What happened? Regional governments have had only limited powers in a country in which Rome still controls nearly all tax revenues, but Berlusconi was able to transform the elections into a referendum on a loaded question: Do you want the state to control your life or do you want to be free? "People weren't voting on political or electoral programs, or on the budgets of the regional governments," said conservative commentator Marcello Veneziani. "It was almost an ideological vote." That's just what Berlusconi wanted. A self-made man who sees himself as the guarantor of freedom in Italy, he literally cruised to victory in a six-deck ship he used to campaign in various ports around the peninsula. D'Alema, himself a sailor but owner of a more modest vessel, found himself adrift.

D'Alema's real problems began a year and a half ago when he ousted his nominal ally, Romano Prodi, from the Prime Minister's seat. Italy had voted for a soft-spoken Catholic economics professor and ended up a short time later with a long time Communist Party official. Francesco Merlo, an editorialist for Corriere della Sera, referred to a D'Alema style "of arrogance, of scoffing at one's adversary, of a Machiavellian circus in which traps and wolves abound."

D'Alema has no monopoly on Machiavellian maneuvers, of course, and Berlusconi will sooner or later have to pay the price for his alliance with Umberto Bossi's Northern League.

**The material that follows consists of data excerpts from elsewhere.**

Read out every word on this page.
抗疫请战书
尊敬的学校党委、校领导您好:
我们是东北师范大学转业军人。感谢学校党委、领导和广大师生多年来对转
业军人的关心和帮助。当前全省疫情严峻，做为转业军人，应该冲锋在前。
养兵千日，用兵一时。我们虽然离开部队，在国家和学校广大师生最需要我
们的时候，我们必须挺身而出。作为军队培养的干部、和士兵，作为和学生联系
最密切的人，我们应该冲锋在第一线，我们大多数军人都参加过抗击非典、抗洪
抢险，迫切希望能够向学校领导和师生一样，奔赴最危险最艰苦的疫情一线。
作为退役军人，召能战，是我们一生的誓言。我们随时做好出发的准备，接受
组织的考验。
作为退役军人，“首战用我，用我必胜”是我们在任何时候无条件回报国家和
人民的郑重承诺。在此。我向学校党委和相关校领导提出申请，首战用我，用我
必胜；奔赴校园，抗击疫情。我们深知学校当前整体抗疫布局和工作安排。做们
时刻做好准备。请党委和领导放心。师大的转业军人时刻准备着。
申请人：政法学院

While the League has softened its talk of seceding from the rest of Italy, a good number of xenophobes still fill party ranks, and a key part of the Bossi-Berlusconi alliance was a proposal for tough anti-immigration legislation.

Italian President Carlo Azeglio Ciampi met at the end of the week with party leaders, and gave Treasury Minister Giuliano Amato the task of forming a new government. Amato, 61, a former Socialist, was Prime Minister for 10 months in 1992-93 and has an excellent reputation as a competent and fair statesman. Whether he can get a majority in Parliament is another question. But D'Alema's fall had virtually no effect on the markets, which means there's confidence those in power will patch things together once again. They usually do.